The Easy Way to Tie a Knot at the End of Your Sewing Thread

This is a wonderful trick I learned in a millinery class. It’s one of those silly things that someone shows you and you wonder why you never thought of that….  It’s simply the fastest way to tie a knot at the end of your sewing thread. I mean, right at the end, every time, without the knot slipping off the end of the thread.

needle and thread end in hand

Start with a threaded needle. Hold the end of the thread and the needle in the same hand, so that the thread makes a giant loop.

thread and needle held between thumb and forefinger

Grasp both thread and needle between your thumb and index finger. Hold them towards the eye of the needle. There should be about 1/4" of thread tail hanging past your thumb.

winding the thread around the needle

Wind the thread around the needle three to five times. The more you wind, the bigger the knot. I usually use my other hand to do this, but it's holding a camera.

knot has been slid partway along thread

Shift your grip slightly so you're pinching the wrapped thread and the needle. Grasp the needle with your other hand, and pull it as though taking a stitch.

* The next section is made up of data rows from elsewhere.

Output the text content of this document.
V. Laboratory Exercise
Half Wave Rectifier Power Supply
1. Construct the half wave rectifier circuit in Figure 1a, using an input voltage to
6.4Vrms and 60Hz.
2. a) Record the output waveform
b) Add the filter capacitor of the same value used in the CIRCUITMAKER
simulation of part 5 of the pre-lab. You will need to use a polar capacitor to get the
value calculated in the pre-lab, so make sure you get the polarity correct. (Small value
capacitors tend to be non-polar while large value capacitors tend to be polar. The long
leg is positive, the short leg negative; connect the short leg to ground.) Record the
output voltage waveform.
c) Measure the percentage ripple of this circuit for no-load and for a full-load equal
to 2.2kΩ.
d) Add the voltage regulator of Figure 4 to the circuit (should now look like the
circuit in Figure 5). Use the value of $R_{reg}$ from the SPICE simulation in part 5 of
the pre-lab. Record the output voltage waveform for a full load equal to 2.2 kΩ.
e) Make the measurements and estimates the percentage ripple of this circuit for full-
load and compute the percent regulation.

This will slide the little coil of thread onto the main thread (seen here).

knot at end of thread

Continue pulling the needle, until the thread has all been pulled through the coil. Let go of the end. You have a knot.

creating a larger knot

If your knot is not large enough, simply repeat the process. Make sure that the original knot is somewhere in the middle of the thread you're wrapping around the needle.

bigger knot at end of thread

Pull the needle through, as before. Now you have a larger knot, because your original knot is in the middle of the new knot.

6 thoughts on “The Easy Way to Tie a Knot at the End of Your Sewing Thread

  1. missa says:

    Teehee…. That is *exactly* what I thought when I learned it. I’ve never gone back to knotting off thread (starting or finishing) with anything but a bullion knot. (Well, except when I forget to leave myself enough thread. That’s a whole different thing, though.)

    4 years ago | Reply

    • missa says:

      Yep – down with that. ;) I’ve learned to do a lot of sewing tasks one handed, mostly because I lack the planning skills to to obvious things (like threading needles and tying knots) in advance. *laugh*
      Glad you’re enjoying the site!

      3 years ago | Reply

  2. Annique says:

    I nominate your for a Pulitzer Prize!